Other strategies for protecting against coronary heart disease in diabetes

Screening for coronary heart disease in diabetes

The prevalence of subclinical coronary artery disease in the general population is high, but is almost certainly higher in the diabetic population because of accelerated atherosclerosis. Thus, people with diabetes have a long term rate of myocardial infarction and cardiovascular death comparable to that of non-diabetic patients with a documented history of myocardial infarction. Subclinical disease is commonly non-obstructive because of outward remodelling of the coronary artery. However, obstructive disease may also be clinically silent, particularly in diabetes when autonomic neuropathy may interfere with the perception of cardiac pain such that symptoms take longer to develop after the onset of myocardial ischaemia (prolonged anginal perceptual threshold) or do not occur at all (silent ischaemia).

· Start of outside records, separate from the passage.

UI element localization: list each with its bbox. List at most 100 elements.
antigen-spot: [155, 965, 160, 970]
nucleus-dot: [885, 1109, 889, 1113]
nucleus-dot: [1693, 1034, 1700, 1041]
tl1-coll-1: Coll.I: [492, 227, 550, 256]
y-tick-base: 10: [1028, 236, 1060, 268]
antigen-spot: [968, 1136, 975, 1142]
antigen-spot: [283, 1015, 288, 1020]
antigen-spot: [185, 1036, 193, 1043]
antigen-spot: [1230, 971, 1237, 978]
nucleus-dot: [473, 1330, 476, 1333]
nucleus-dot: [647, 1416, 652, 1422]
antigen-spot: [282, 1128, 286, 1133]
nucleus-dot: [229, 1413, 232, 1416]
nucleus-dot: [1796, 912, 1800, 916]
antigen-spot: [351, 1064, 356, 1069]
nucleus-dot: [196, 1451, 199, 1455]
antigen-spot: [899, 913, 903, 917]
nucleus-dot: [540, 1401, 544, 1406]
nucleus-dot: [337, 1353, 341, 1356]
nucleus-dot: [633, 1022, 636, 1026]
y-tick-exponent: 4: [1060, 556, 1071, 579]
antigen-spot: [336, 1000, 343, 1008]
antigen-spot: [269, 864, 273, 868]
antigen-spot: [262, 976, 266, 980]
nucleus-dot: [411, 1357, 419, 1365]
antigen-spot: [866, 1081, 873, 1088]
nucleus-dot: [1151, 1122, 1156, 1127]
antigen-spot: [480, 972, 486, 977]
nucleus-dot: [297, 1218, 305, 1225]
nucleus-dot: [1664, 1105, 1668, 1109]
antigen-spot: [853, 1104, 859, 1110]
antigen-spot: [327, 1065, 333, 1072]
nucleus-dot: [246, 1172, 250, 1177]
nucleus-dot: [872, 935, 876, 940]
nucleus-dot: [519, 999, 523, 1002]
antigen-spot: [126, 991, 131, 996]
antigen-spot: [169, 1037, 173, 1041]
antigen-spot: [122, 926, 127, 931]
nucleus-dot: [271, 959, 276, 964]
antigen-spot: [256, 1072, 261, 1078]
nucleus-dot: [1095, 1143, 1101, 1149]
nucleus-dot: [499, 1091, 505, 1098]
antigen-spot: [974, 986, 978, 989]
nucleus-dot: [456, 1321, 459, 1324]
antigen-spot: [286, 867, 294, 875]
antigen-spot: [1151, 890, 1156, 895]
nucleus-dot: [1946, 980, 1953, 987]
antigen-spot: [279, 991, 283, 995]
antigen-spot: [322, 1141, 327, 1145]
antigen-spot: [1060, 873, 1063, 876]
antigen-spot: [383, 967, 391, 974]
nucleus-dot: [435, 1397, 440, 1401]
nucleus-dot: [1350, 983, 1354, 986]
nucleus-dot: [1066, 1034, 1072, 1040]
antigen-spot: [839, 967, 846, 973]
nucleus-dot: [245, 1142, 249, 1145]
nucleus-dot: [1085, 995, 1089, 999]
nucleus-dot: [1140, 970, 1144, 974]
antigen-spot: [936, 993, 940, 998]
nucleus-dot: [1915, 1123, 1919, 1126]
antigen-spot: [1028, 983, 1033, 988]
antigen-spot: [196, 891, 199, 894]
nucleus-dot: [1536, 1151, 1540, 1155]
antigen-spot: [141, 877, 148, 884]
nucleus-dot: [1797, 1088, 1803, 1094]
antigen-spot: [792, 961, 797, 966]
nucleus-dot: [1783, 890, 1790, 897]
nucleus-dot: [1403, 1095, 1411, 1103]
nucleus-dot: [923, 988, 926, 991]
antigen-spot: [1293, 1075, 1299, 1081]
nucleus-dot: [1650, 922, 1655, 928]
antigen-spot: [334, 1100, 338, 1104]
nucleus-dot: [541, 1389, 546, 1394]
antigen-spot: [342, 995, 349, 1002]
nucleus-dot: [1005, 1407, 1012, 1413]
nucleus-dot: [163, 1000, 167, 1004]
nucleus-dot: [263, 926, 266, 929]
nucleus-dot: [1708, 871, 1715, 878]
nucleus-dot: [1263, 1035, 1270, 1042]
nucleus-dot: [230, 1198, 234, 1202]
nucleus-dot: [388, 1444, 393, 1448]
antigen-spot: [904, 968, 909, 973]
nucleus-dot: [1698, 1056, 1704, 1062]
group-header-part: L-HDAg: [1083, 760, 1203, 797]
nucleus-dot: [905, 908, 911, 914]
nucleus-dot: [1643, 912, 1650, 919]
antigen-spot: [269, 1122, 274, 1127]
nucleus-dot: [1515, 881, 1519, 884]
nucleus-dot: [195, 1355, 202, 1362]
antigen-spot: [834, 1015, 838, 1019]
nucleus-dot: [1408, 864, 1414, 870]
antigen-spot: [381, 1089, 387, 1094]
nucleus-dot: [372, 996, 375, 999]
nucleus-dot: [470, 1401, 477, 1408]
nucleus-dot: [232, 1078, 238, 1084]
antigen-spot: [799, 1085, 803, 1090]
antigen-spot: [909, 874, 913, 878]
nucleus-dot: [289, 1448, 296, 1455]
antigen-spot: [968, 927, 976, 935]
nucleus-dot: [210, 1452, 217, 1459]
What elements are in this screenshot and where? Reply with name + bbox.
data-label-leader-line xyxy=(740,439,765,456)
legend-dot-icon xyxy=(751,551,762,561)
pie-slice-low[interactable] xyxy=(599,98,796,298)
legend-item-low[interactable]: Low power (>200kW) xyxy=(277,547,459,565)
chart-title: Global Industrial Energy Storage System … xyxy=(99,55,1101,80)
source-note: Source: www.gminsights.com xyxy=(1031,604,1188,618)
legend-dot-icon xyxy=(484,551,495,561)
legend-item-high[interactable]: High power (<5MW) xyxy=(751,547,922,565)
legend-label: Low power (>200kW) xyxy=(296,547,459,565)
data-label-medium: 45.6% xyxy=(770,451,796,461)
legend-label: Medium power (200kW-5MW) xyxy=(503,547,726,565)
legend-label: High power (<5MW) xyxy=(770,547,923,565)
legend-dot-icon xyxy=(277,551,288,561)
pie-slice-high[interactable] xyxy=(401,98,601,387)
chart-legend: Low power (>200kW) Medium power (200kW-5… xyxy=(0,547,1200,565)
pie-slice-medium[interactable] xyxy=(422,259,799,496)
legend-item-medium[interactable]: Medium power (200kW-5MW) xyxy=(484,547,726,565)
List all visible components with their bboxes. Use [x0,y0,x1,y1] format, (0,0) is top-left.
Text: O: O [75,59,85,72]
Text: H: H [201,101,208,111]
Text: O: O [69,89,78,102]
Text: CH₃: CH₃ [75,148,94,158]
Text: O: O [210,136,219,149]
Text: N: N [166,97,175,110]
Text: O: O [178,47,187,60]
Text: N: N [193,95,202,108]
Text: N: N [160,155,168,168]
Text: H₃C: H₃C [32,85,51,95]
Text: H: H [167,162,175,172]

The relatively high prevalence of subclinical coronary artery disease associated with diabetes has led to debate about the value of screening programmes using non-invasive tests. As a universal principal, this can scarcely be justified, the sensitivity of stress testing (electrocardiographic or perfusion imaging) for detecting subclinical disease being low with only a 5–10% incidence of obstructive lesions (> 50% luminal narrowing at angiography) among asymptomatic diabetic cohorts. Moreover, the mere demonstration of obstructive coronary disease does not usually affect ongoing management with strict glycaemic control and risk factor modification. Certainly, there is no evidence to support angioplasty in asymptomatic cases, while the potential prognostic benefits of surgery in the minority with three vessel or left main disease needs to be balanced against the heightened procedural risk and less favourable longer term outcome in patients with diabetes. Nevertheless, in certain subgroups, screening for coronary artery disease is recommended because it can lead to treatment strategies that favourably affect prognosis. These include diabetic patients needing renal transplantation or major non-cardiac vascular surgery in whom coronary revascularisation may reduce the procedural risk.